MAÇI seyretmediyseniz, skora aldanmayın. Seyrettiyseniz, bu
cümleye hak verirsiniz, tabii ki futboldan anlıyorsanız.
Beşiktaş'ın dün gece en büyük şansı Göztepe ile oynamasıydı. Çünkü
Göztepe iyi takım değil. Bu kadro ve bu oyun ile küme düşme
mücadelesi verirler. Bakınız, geçen hafta oynanan maçları
seyrettiğimde Sivasspor'u beğendim, Kasımpaşa'yı beğendim,
Trabzon'u beğendim, Malatya'yı beğendim. F.Bahçe ile Göztepe
karşısında seyrettiğim Beşiktaş için kafamda soru işareti var.
Çünkü bu takımların rakiplerinden Gazişehir çok kötü, Göztepe
kötü.. Bunlar benim seyrettiğim takımlar için fikirlerim. İlk 7-8
haftadan sonra lig şekillenmeye başlar. Yalnız dört büyüklerin
dışındaki takımların sezona çok iyi hazırlanıp, en az 10 maçta
aldıkları puanlar çok önemli.. Dün gece aynı pozisyonlara Göztepe
de girdi, Beşiktaş da girdi. Beşiktaşlılar gol yaptılar,
Göztepeliler yapamadılar. Bu da şu demek; büyük takım, küçük takım
farkı.. Aradaki o ufak ayrıntı sonucu belirliyor. Maçta kalite var
mı, yok.. Yayıncı kuruluş atlıyor, zıplıyor ama ben bu işi yapmasam
bu maçları seyretmem, çünkü eziyet oluyor. Bir de yayıncı kuruluşun
açık kanallara maç görüntülerini vermemesini hayretle izliyorum.

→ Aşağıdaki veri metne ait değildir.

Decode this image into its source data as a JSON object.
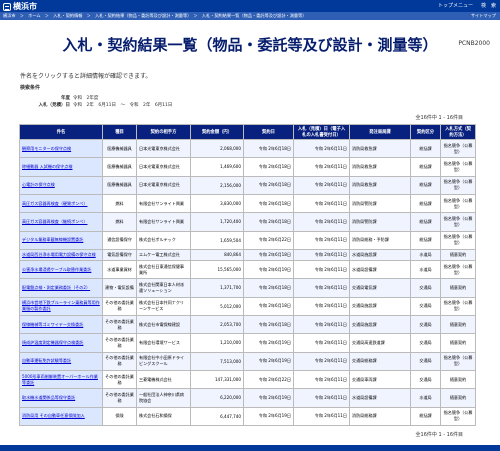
{
  "header": {
    "logo_text": "横浜市",
    "top_menu": "トップメニュー",
    "search": "検　索",
    "sitemap": "サイトマップ",
    "breadcrumb": "横浜市　＞　ホーム　＞　入札・契約情報　＞　入札・契約結果（物品・委託等及び設計・測量等）　＞　入札・契約結果一覧（物品・委託等及び設計・測量等）"
  },
  "page": {
    "title": "入札・契約結果一覧（物品・委託等及び設計・測量等）",
    "code": "PCNB2000",
    "lead": "件名をクリックすると詳細情報が確認できます。",
    "conditions_title": "検索条件",
    "fy_label": "年度",
    "fy_value": "令和　2年度",
    "date_label": "入札（見積）日",
    "date_value": "令和　2年　6月11日　～　令和　2年　6月11日",
    "count_top": "全16件中 1 - 16件目",
    "count_bottom": "全16件中 1 - 16件目"
  },
  "table": {
    "headers": [
      "件名",
      "種目",
      "契約の相手方",
      "契約金額（円）",
      "契約日",
      "入札（見積）日（電子入札の入札書受付日）",
      "発注局局課",
      "契約区分",
      "入札方式（契約方法）"
    ],
    "rows": [
      [
        "観察用モニターの保守点検",
        "医療機械器具",
        "日本光電東京株式会社",
        "2,068,000",
        "令和 2年6月18日",
        "令和 2年6月11日",
        "消防局救急課",
        "総括課",
        "指名競争（公募型）"
      ],
      [
        "除細動器 入試機の保守点検",
        "医療機械器具",
        "日本光電東京株式会社",
        "1,469,600",
        "令和 2年6月18日",
        "令和 2年6月11日",
        "消防局救急課",
        "総括課",
        "指名競争（公募型）"
      ],
      [
        "心電計の保守点検",
        "医療機械器具",
        "日本光電東京株式会社",
        "2,156,000",
        "令和 2年6月18日",
        "令和 2年6月11日",
        "消防局救急課",
        "総括課",
        "指名競争（公募型）"
      ],
      [
        "高圧ガス容器再検査（硬質ボンベ）",
        "燃料",
        "有限会社サンライト興業",
        "3,830,000",
        "令和 2年6月18日",
        "令和 2年6月11日",
        "消防局警防課",
        "総括課",
        "指名競争（公募型）"
      ],
      [
        "高圧ガス容器再検査（継続ボンベ）",
        "燃料",
        "有限会社サンライト興業",
        "1,720,400",
        "令和 2年6月18日",
        "令和 2年6月11日",
        "消防局警防課",
        "総括課",
        "指名競争（公募型）"
      ],
      [
        "デジタル業務車載無線機設置委託",
        "通信設備保守",
        "株式会社ボルテック",
        "1,659,504",
        "令和 2年6月22日",
        "令和 2年6月11日",
        "消防局総務・予防課",
        "総括課",
        "指名競争（公募型）"
      ],
      [
        "水道局西谷浄水場用電力設備の保守点検",
        "電気設備保守",
        "エムケー電工株式会社",
        "840,864",
        "令和 2年6月18日",
        "令和 2年6月11日",
        "水道局施設課",
        "水道局",
        "随意契約"
      ],
      [
        "公害浄水場浸透ケーブル取替作業委託",
        "水道事業資材",
        "株式会社日東通信保健事業所",
        "15,565,000",
        "令和 2年6月19日",
        "令和 2年6月11日",
        "水道局設備課",
        "水道局",
        "指名競争（公募型）"
      ],
      [
        "配電盤点検・測定業務委託（その2）",
        "建物・電気設備",
        "株式会社関東日本人材派遣ソリューション",
        "1,371,700",
        "令和 2年6月18日",
        "令和 2年6月11日",
        "交通局電気課",
        "交通局",
        "随意契約"
      ],
      [
        "横浜市営地下鉄ブルーライン乗務員等用作業服の製作委託",
        "その他の委託業務",
        "株式会社日本共同ナクリーンサービス",
        "5,012,000",
        "令和 2年6月18日",
        "令和 2年6月11日",
        "交通局施設課",
        "交通局",
        "指名競争（公募型）"
      ],
      [
        "保線機械等ゴミワイヤー交換委託",
        "その他の委託業務",
        "株式会社市電保線建設",
        "2,053,700",
        "令和 2年6月18日",
        "令和 2年6月11日",
        "交通局施設課",
        "交通局",
        "随意契約"
      ],
      [
        "焼成炉温度測定機器保守点検委託",
        "その他の委託業務",
        "有限会社環境サービス",
        "1,210,000",
        "令和 2年6月19日",
        "令和 2年6月11日",
        "交通局高速鉄道課",
        "交通局",
        "随意契約"
      ],
      [
        "自動車運転免許試験等委託",
        "その他の委託業務",
        "有限会社中小田原ドライビングスクール",
        "7,513,000",
        "令和 2年6月19日",
        "令和 2年6月11日",
        "交通局総務課",
        "交通局",
        "指名競争（公募型）"
      ],
      [
        "5000形車両制御装置オーバーホール作業等委託",
        "その他の委託業務",
        "三菱電機株式会社",
        "147,331,000",
        "令和 2年6月22日",
        "令和 2年6月11日",
        "交通局車両課",
        "交通局",
        "随意契約"
      ],
      [
        "取水機水道関係品等保守委託",
        "その他の委託業務",
        "一般社団法人神奈川県病院協会",
        "6,220,000",
        "令和 2年6月19日",
        "令和 2年6月11日",
        "水道局設備課",
        "水道局",
        "随意契約"
      ],
      [
        "消防局用 その自動車任意保険加入",
        "保険",
        "株式会社石和損保",
        "6,447,740",
        "令和 2年6月19日",
        "令和 2年6月11日",
        "消防局総務課",
        "総括課",
        "指名競争（公募型）"
      ]
    ]
  },
  "colors": {
    "brand_blue": "#00399a",
    "header_blue": "#08217e"
  }
}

Ben bu cümleyi şimdilerde söylemedim. Yayıncı kuruluşta çalışırken
de söyledim. Görüntüler verilsin ki, iş köpürtülsün. Hele
Türkiye'nin şu ortamında komşuları ile sorunlar varken, yurt içinde
de bazı sorunlar yaşanırken, insanların bir tek zevk aldığı, kötü
futbola rağmen seyretmek mecburiyetinde kaldığı bizim futbolun
görüntülerinin saklanmasına anlam veremiyorum. Hayırlısı diyelim
veya herkesin kullandığı bir cümle var ya, her işte bir hayır
vardır! RUH HASTALARI! EMİNE Bulut'un vahşice
katledilmesin...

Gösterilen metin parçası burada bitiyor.